Belakangan, DPR mengesahkan revisi UU Pilkada yang menetapkan mekanisme baru verifikasi KTP dukungan bagi calon perseorangan. Ahok pun menyebut, jika begitu banyak orang mengincar posisinya dengan segala cara, maka ia bersedia menyerahkan kursi gubernur.

"Itu kan memang orang-orang yang ngarep saya enggak bisa ikut. Ambil saja kursi gubernur kalau lu mau. Kalau enggak bisa ikut, makan aja itu kursi gubernur," kata Ahok di Balai Kota DKI Jakarta, Selasa (8/6/2016).

Ia pun mengaku enggan melakukan uji materi terhadap revisi UU Pilkada yang baru disahkan itu. Sebab menurutnya, pihak yang paling direpotkan dengan mekanisme baru tersebut yaitu KPU.

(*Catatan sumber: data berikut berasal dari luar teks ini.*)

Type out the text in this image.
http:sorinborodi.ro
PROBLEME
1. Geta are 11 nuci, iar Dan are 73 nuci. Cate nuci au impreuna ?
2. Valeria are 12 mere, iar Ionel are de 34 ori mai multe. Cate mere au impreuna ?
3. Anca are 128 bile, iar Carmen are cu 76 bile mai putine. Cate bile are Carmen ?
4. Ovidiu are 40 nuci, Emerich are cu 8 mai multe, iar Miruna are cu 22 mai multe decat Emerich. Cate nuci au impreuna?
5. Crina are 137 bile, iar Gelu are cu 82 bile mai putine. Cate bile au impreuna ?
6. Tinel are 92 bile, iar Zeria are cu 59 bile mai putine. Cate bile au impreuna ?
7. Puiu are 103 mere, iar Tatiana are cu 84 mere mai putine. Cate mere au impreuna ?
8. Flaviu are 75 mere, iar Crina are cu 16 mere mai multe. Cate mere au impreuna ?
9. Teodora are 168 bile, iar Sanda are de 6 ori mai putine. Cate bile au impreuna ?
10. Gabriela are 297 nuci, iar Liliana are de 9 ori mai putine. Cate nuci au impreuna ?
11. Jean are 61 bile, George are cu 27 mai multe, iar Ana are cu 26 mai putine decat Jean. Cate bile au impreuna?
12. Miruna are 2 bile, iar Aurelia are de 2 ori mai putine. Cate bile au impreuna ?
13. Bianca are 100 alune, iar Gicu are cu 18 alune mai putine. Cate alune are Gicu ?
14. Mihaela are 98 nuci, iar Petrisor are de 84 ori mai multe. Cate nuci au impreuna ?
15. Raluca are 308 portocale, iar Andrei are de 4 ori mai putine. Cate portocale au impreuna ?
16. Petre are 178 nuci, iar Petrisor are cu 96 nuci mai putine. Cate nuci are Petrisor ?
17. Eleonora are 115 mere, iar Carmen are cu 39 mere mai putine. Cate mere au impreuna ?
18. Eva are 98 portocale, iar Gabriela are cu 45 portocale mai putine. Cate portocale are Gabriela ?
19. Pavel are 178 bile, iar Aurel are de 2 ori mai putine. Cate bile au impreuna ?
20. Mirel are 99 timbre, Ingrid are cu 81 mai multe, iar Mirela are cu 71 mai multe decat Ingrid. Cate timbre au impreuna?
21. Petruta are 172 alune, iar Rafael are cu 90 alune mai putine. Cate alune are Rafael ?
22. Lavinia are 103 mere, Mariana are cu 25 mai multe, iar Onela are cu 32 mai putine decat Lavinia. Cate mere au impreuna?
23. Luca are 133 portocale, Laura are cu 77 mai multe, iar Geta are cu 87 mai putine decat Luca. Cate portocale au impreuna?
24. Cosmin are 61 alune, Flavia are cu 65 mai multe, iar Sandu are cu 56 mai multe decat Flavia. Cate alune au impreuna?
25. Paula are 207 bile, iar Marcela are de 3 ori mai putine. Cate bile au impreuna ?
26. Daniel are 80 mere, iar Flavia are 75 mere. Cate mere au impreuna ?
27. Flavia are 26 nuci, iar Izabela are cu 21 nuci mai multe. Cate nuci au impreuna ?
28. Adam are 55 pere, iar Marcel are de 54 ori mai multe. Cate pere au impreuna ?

"Bukan saya dong itu urusan KPU. Sekarang KPU sanggup enggak? KPU sanggup enggak? Kita tinggal tunggu aja. Uji materi ya KPU dong. Kalau saya enggak bisa ajuin dong, saya rugikan apa," kata dia.

"Gue kerja keras sampai 2017, kalau pada enggak bolehin jadi gubernur ya makan aja itu kursi gubernur. Kalau pengen bikin saya enggak ikut, dari fitnah Sumber Waras, Luar Batang, fitnah reklamasi apalagi yang kurang," tukas Ahok.

Diketahui, dalam UU Pilkada yang Kamis 2 Juni 2016 direvisi, ada tambahan batasan soal verifikasi tersebut yang dimuat dalam Pasal 48. Jika pendukung tak bisa ditemui di kediamannya saat verifikasi faktual, maka maka dalam tiga hari, yang bersangkutan diwajibkan melapor ke kantor Panitia Pemungutan Suara (PPS). Jika tidak, maka dukungan akan dicabut.